I have paired-end Illumina reads with barcode and primer sequence. Barcode and primer sequence are just in .txt file. The experiment was following: Primer was used for PCR and then they hanged the experiment tag (barcode) and the adapter. So, the read are following:
barcode_sequence-PCR_primer_sequence-fragment
I want to demultiplex the reads according to the barcode_sequence and then cut off the primer sequence. Till now I have tried following:
QIIME: split_libraries_fastq.py
I do not have the barcode read fastq files, I have only the sequences of barcode and primers. I contracted the mapping file:
#SampleID BarcodeSequence LinkerPrimerSequence Description
1 TCGCAGG AACCTGGTTGATCCTGCCAGT C4363F2_18.7.

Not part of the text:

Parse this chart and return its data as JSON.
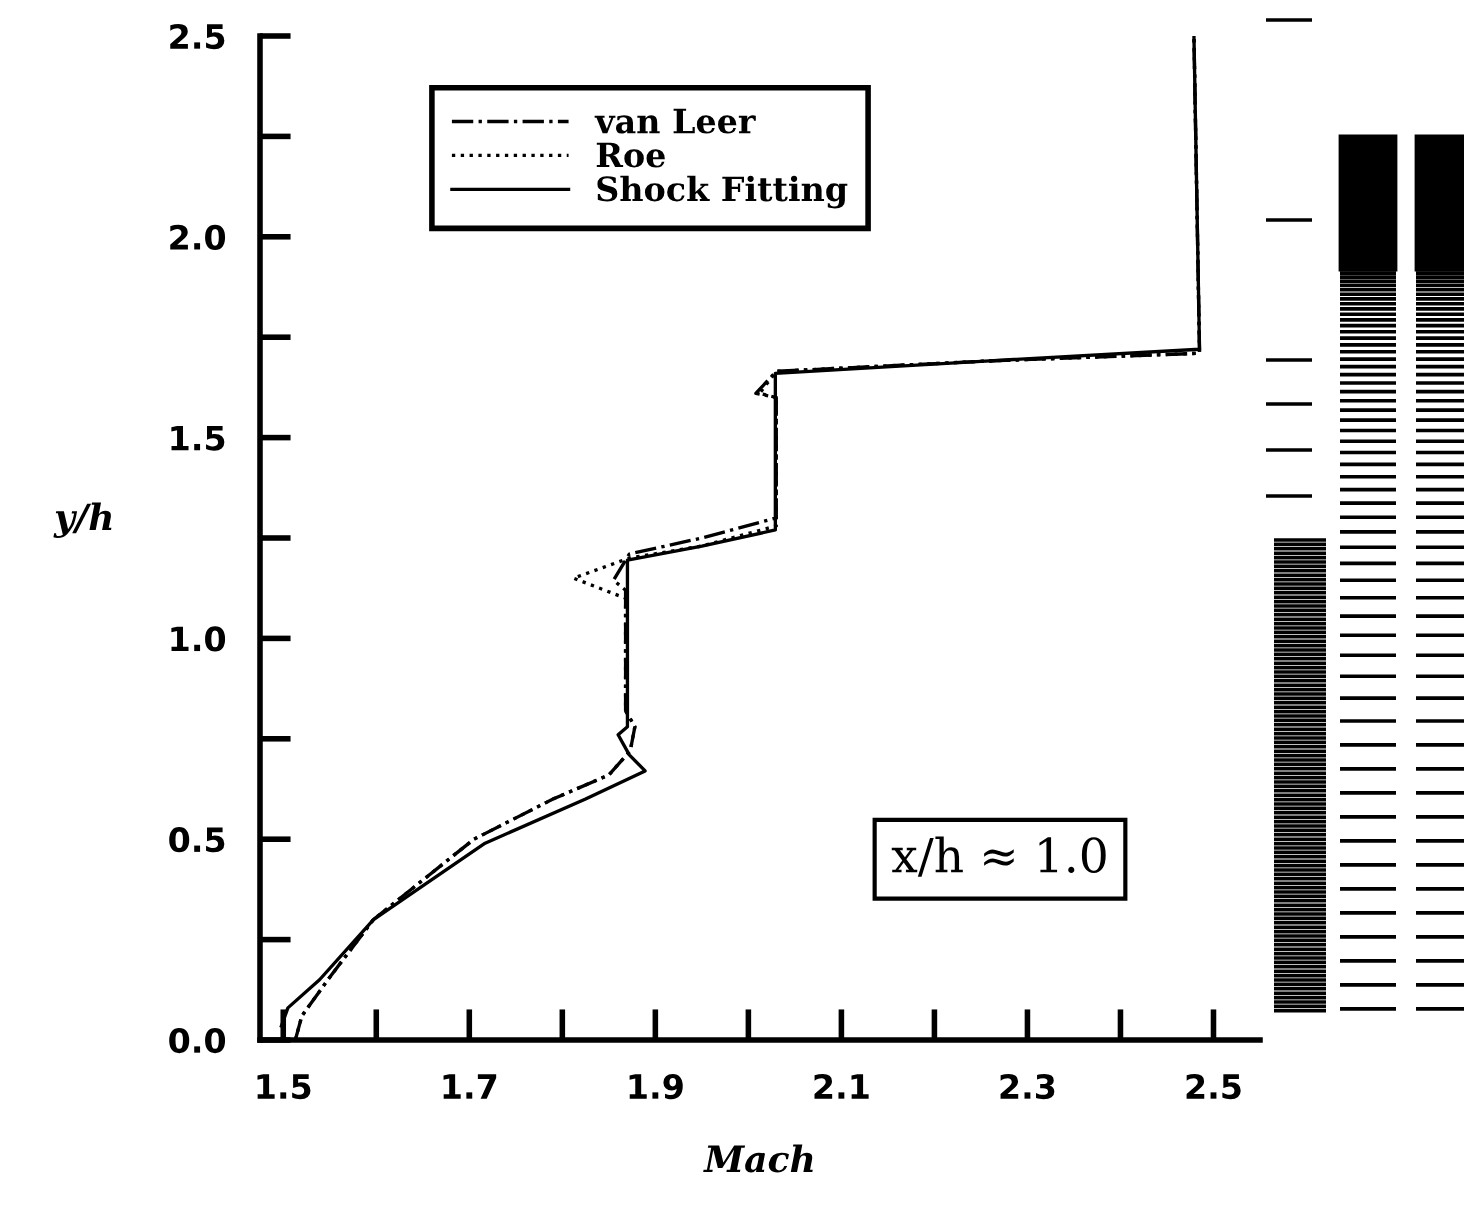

2 CTCTGCA AACCTGGTTGATCCTGCCAGT C4363F2_19.7.
So, I need to define -barcode_type not-barcoded. It showed me an error that I need to specify --sample ids, as I had only one input fiel, I have only one sample id
split_libraries_fastq.py -m mapping.txt -i Pool1_18S.fastq -o demultiplexed_output/ --barcode_type not-barcoded --sample_ids 1
I get one seqs.fna file where all reads have attached following:
orig_bc=AAAAAAAAAAAA new_bc=AAAAAAAAAAAA bc_diffs=0
Stacks: process_radtags
process_radtags -p /fastq -I -b /mapping_radtags.txt --inline_inline -o /demultiplexed_output
However, it asks me to specify the restriction enzyme used. But I do not have this information.
So, what I need: I have several experiments identified by barcode. I need to demultiplex it. I cannot just search for the barcode in the sequence and say that this sequence belongs to the experiment. It can happen that there is a sequencing error in the barcode, so that I need to define a hamming (or any other) distance between the real barcode sequence and the sequence in the read. Which program can do this?
Not an answer but a small comment.
Ideally, you should not simply use hamming distance, you should use likelihood. If you have a mismatch with a qc score of 2 and a mismatch with a qc of 40, the former has a greater likelihood given a certain barcode than the latter. We published a paper about maximum-likelihood demultiplexing: https://grenaud.github.io/deML/
If you want to code a bit, you could modify it to incorporate barcode information into the likelihood computation then set a cutoff on the final likelihood for a sample. Furthermore, the likelihood of sample bleed-ins could be computed effortlessly.
If your sequencing primer is internal to the barcode, how would you have sequenced the barcode? Which sequencing protocol (on the sequencer) was used?
In addition, don't remove your previous question here, that's not good practice.
I was told that they used primer for PCR, then they hanged the barcodes and adapters and sequenced it. What I find my reads is that the barcode comes before the primer, so it corresponds exactly to what I was told.
PCR primer ≠ sequencing primer. The sequencing primer anneals to the adapter (unless a custom primer was used), so the structure of your library is:
yes, exactly, I corrected it
If your barcodes are at the very beginning of the reads then why are you having an issue demultiplexing? BBMap may be useful: A: Demultiplexing fastq files with dual barcodes There is also sabre.
After demultiplexing with BBMap, you can trim the PCR primer sequence from the reads with the same software:
I am having an issue because when the adapter was cut away, it could have happened that some first bases of the barcode were cut out as well
Then you are out of luck. You may have to go back and find the original dataset.
Cand I just search for the half of the barcode in the reads, for instance? It is my original dataset already.
If your barcodes were long enough to begin with then you could, otherwise you would not be able to discriminate, even if you found the remaining barcode fragment.
How long were the barcodes and how many were there? You could look to see if you can identify the PCR primer sequence in the data and get the remaining barcode to the left of that. This would likely need either some custom code and/or awk type solution.